Mapping of natural and recognizable languages in a finite Turing Machine

Question

I have been struggling to find an answer to this theoretical question, even tho it is not directly a programming question, I believe it is really related.

Assume a type of Turing machine which cannot have more than 1000 squares. What would be the relationship between the set of such type of recognizable languages and set of normal recognizable languages.

Answer 1

If I understand your question correctly, you're talking about Turing-like machine with a tape that is limited to some constant legnth (in your question 1000) elements of a final alphabet. The length of the tape doesn't depend on the input size (which would be the case for Linear Bounded Automoton).

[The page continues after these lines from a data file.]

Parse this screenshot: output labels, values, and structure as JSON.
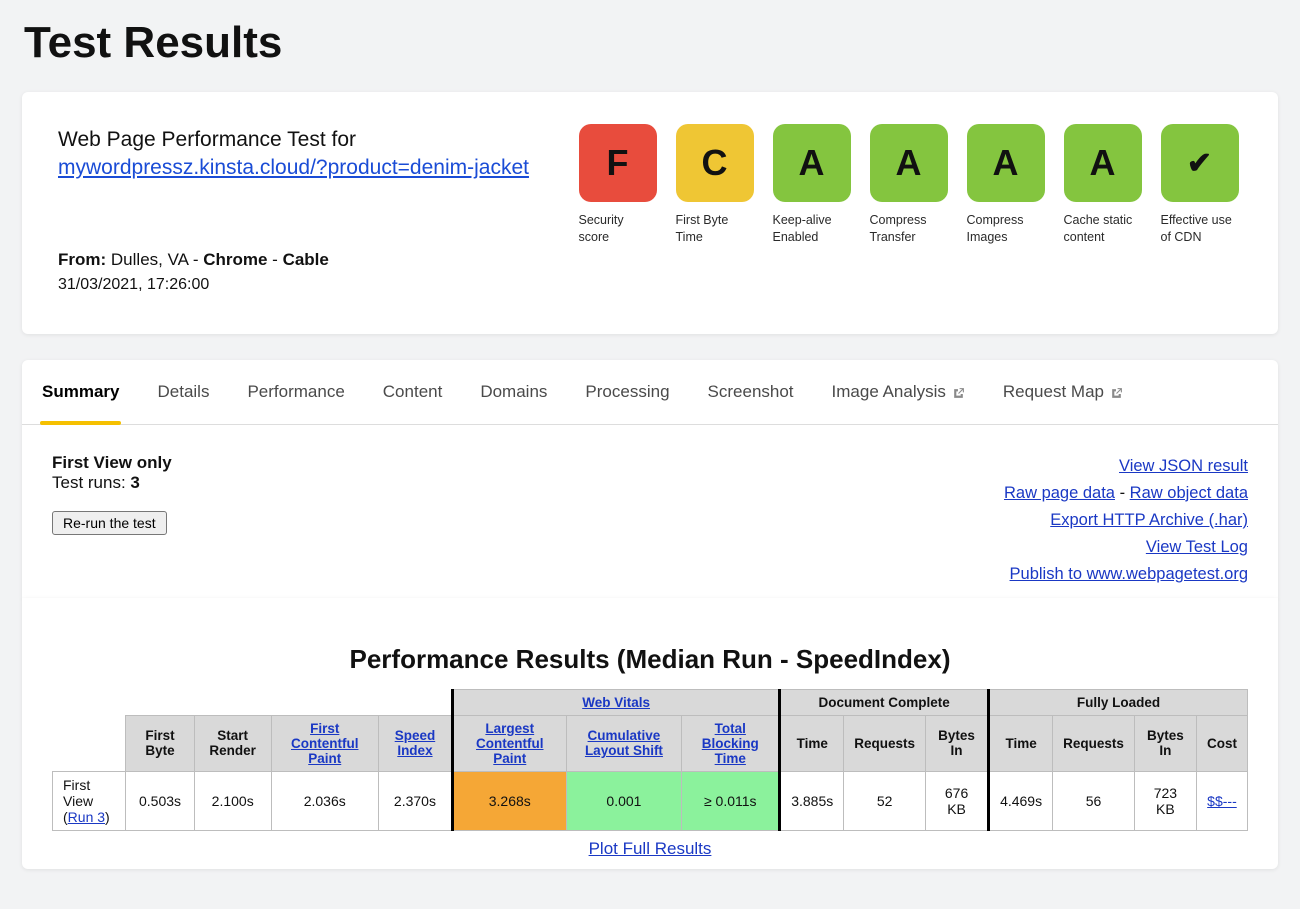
{
  "page_title": "Test Results",
  "intro": "Web Page Performance Test for",
  "test_url": "mywordpressz.kinsta.cloud/?product=denim-jacket",
  "from_label": "From:",
  "from_location": "Dulles, VA",
  "from_browser": "Chrome",
  "from_connection": "Cable",
  "timestamp": "31/03/2021, 17:26:00",
  "grades": {
    "security": {
      "grade": "F",
      "label": "Security score"
    },
    "first_byte": {
      "grade": "C",
      "label": "First Byte Time"
    },
    "keepalive": {
      "grade": "A",
      "label": "Keep-alive Enabled"
    },
    "compress_transfer": {
      "grade": "A",
      "label": "Compress Transfer"
    },
    "compress_images": {
      "grade": "A",
      "label": "Compress Images"
    },
    "cache_static": {
      "grade": "A",
      "label": "Cache static content"
    },
    "cdn": {
      "grade": "✔",
      "label": "Effective use of CDN"
    }
  },
  "tabs": {
    "summary": "Summary",
    "details": "Details",
    "performance": "Performance",
    "content": "Content",
    "domains": "Domains",
    "processing": "Processing",
    "screenshot": "Screenshot",
    "image_analysis": "Image Analysis",
    "request_map": "Request Map"
  },
  "body": {
    "first_view_only": "First View only",
    "test_runs_label": "Test runs: ",
    "test_runs_value": "3",
    "rerun": "Re-run the test",
    "links": {
      "view_json": "View JSON result",
      "raw_page": "Raw page data",
      "raw_object": "Raw object data",
      "export_har": "Export HTTP Archive (.har)",
      "view_log": "View Test Log",
      "publish": "Publish to www.webpagetest.org"
    }
  },
  "perf": {
    "title": "Performance Results (Median Run - SpeedIndex)",
    "groups": {
      "web_vitals": "Web Vitals",
      "doc_complete": "Document Complete",
      "fully_loaded": "Fully Loaded"
    },
    "columns": {
      "first_byte": "First Byte",
      "start_render": "Start Render",
      "fcp": "First Contentful Paint",
      "speed_index": "Speed Index",
      "lcp": "Largest Contentful Paint",
      "cls": "Cumulative Layout Shift",
      "tbt": "Total Blocking Time",
      "time": "Time",
      "requests": "Requests",
      "bytes_in": "Bytes In",
      "cost": "Cost"
    },
    "row": {
      "label_prefix": "First View (",
      "run_link": "Run 3",
      "label_suffix": ")",
      "first_byte": "0.503s",
      "start_render": "2.100s",
      "fcp": "2.036s",
      "speed_index": "2.370s",
      "lcp": "3.268s",
      "cls": "0.001",
      "tbt": "≥ 0.011s",
      "dc_time": "3.885s",
      "dc_requests": "52",
      "dc_bytes": "676 KB",
      "fl_time": "4.469s",
      "fl_requests": "56",
      "fl_bytes": "723 KB",
      "cost": "$$---"
    },
    "plot_link": "Plot Full Results"
  }
}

• In this scenario, the number of states that you can represent by the tape is constant. More specifically, if the length of the tape is T and the size of the alphabet is A then the tape can encode only A^T states.

• Additionaly, the Turing machine has some internal states (let's say that the number of these states is S). At each point the machine has some internal state and some state of the tape, so we can simulate the Turing machine with constant-length tape using an ordinary finite state machine.

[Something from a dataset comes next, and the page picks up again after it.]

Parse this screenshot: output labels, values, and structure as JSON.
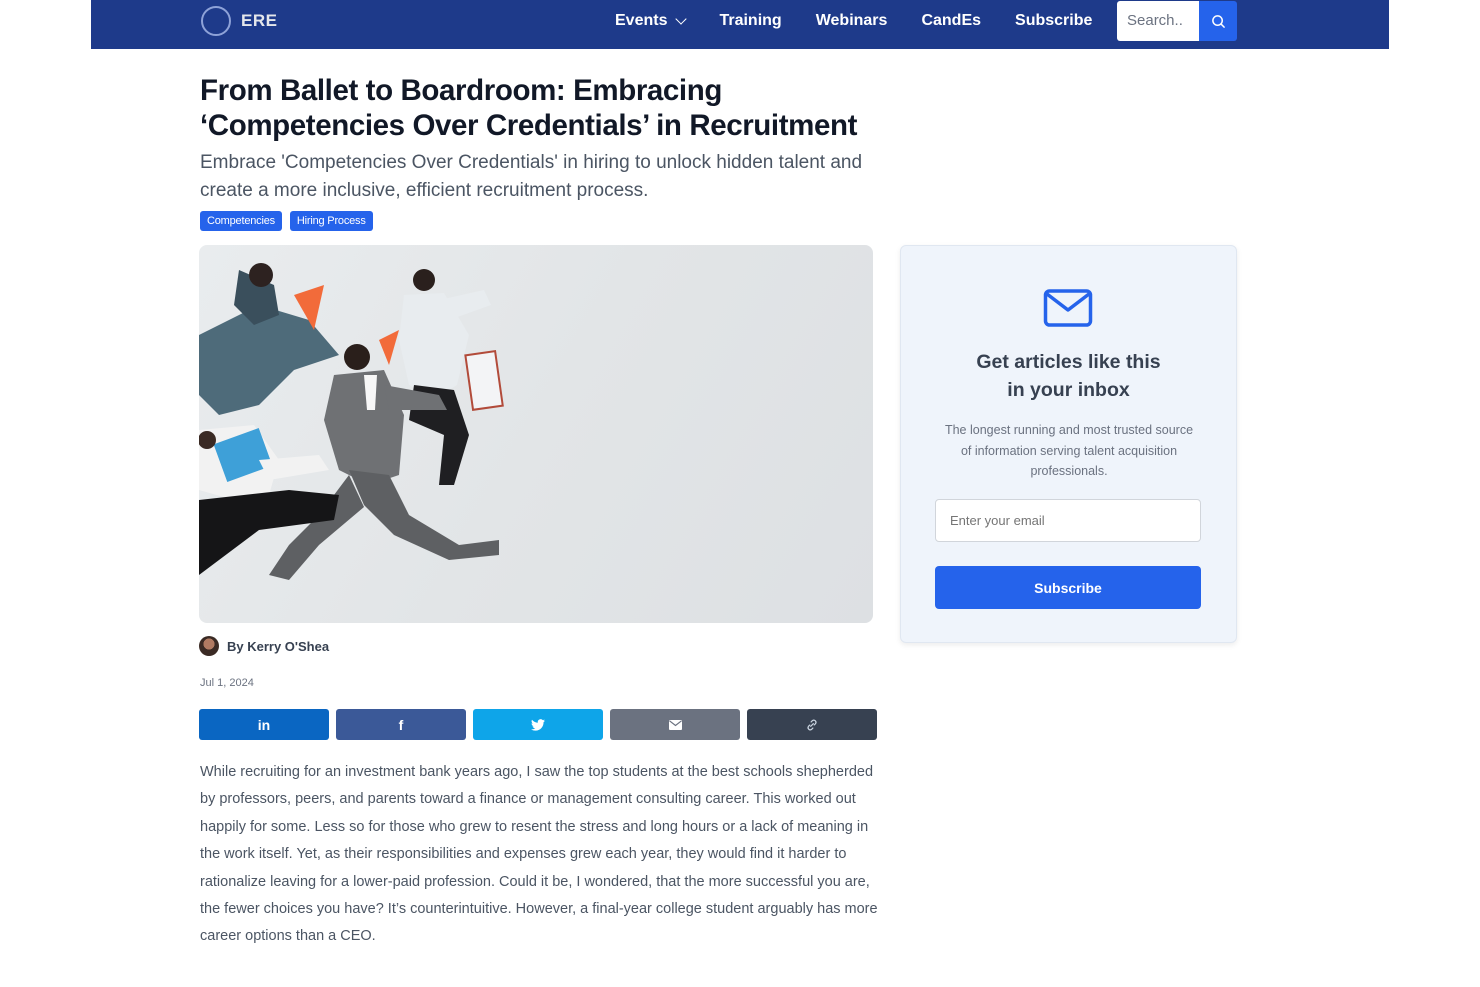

• To construct the finite state machine, you'll need to take all possible states of your limited Turing-machine. This is a combination of internal states of the machine (there is S of them) and the states of the tape (A^T of them), so you end up with a finite state machine with S*A^T states. That's quite a lot, but we don't care about that in theory - it is a constant.

So, my answer is that your limited constant-tape Turing machine can recognize the same languages as a finitie-state machine.

Answer 2

I think that what you are describing is more close to a Linear Bounded Automoton than to a Turing Machine. An LBA can recognize context-sensitive languages.